Almera melangkah mantap, hari ini tugasnya sudah selesai. Saatnya pulang, menjemput ayahnya untuk pulang ke rumahnya dengan perasaan riang. Tumpukan buku di tentengannya sangat menganggu, dirinya tak bisa bergerak bebas karena buku-buku yang sangat banyak dan lumayan berat.

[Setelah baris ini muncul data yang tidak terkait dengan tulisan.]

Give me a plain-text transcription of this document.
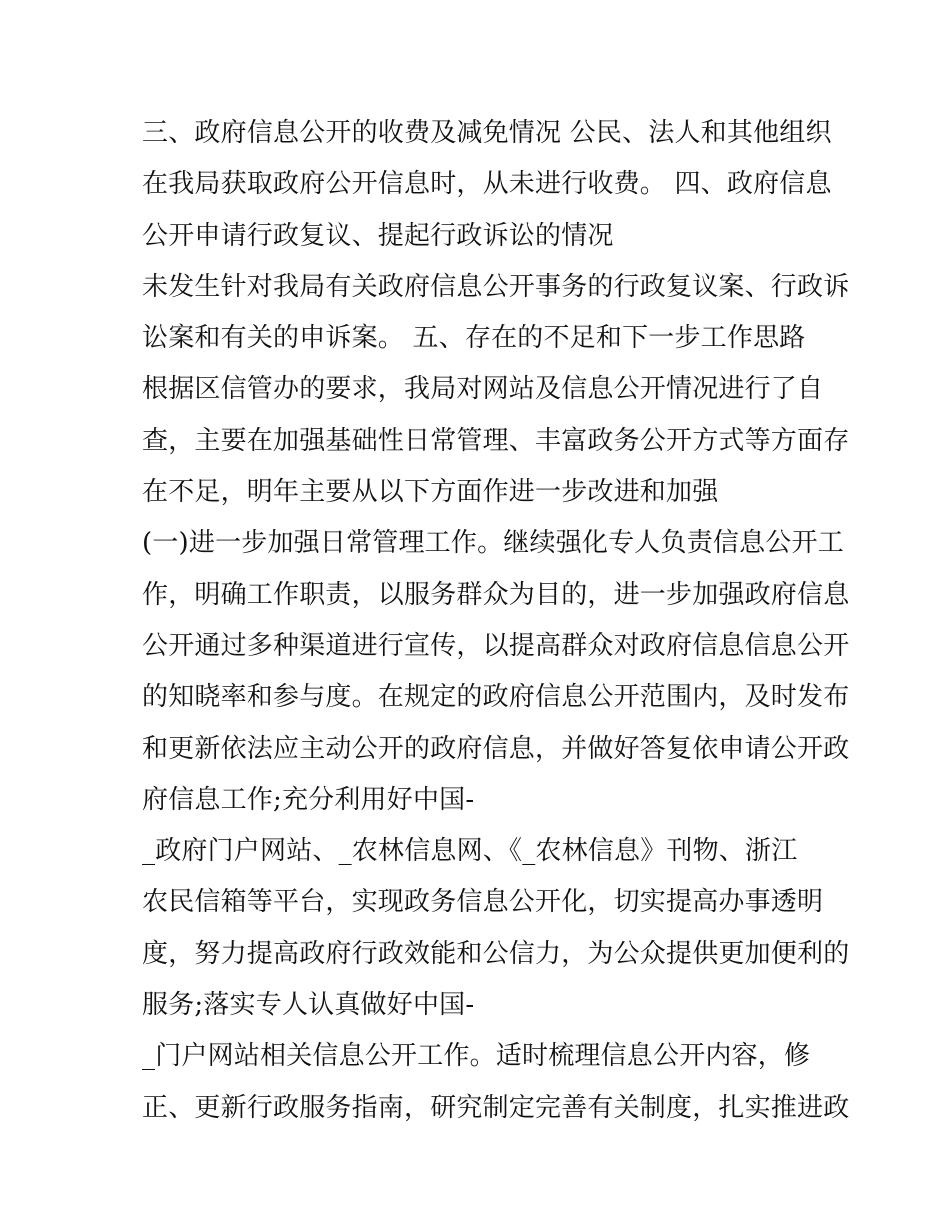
三、政府信息公开的收费及减免情况 公民、法人和其他组织
在我局获取政府公开信息时，从未进行收费。 四、政府信息
公开申请行政复议、提起行政诉讼的情况
未发生针对我局有关政府信息公开事务的行政复议案、行政诉
讼案和有关的申诉案。 五、存在的不足和下一步工作思路
根据区信管办的要求，我局对网站及信息公开情况进行了自
查，主要在加强基础性日常管理、丰富政务公开方式等方面存
在不足，明年主要从以下方面作进一步改进和加强
(一)进一步加强日常管理工作。继续强化专人负责信息公开工
作，明确工作职责，以服务群众为目的，进一步加强政府信息
公开通过多种渠道进行宣传，以提高群众对政府信息信息公开
的知晓率和参与度。在规定的政府信息公开范围内，及时发布
和更新依法应主动公开的政府信息，并做好答复依申请公开政
府信息工作;充分利用好中国-
_政府门户网站、_农林信息网、《_农林信息》刊物、浙江
农民信箱等平台，实现政务信息公开化，切实提高办事透明
度，努力提高政府行政效能和公信力，为公众提供更加便利的
服务;落实专人认真做好中国-
_门户网站相关信息公开工作。适时梳理信息公开内容，修
正、更新行政服务指南，研究制定完善有关制度，扎实推进政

"Apa aku ke ruanganku dulu, ya?" tanya Almera pada dirinya sendiri.
Ia lupa melepaskan kacamata bacanya. Ia terlalu kesal karena ulah mahasiswanya. Membenarkannya juga sangat tak mungkin dengan kedua tangannya yang sangat ribet.
"Sepertinya langsung pulang saja, aku juga takut terjadi apa-apa kepada ayah," gumam Almera. Ia melanjutkan jalannya, setelah tergugu tadi di pijakannya.
"Iss ... sangat mengganggu kacamata ini," gerutu Almera. Melihat-lihat sekeliling jika ia menemukan sebuah kursi panjang untuk menyimpan buku-bukunya tapi sepanjang lorong ia tak menemukan satupun kursi yang tersedia di sana.
"Eh."
Almera terhenti seketika, ia memejamkan matanya refleks saat sebuah tangan terulur dari sampingnya, mengambil kacamata yang sedari tadi ia gerutukan karena sangat menganggu.
Seorang lelaki tampan paripurna, yang menolong Almera itu adalah Lucky. Seorang lelaki yang saat itu berguman pada hatinya. “Cantik sekali perempuan ini. Andai ia menjadi milikku.”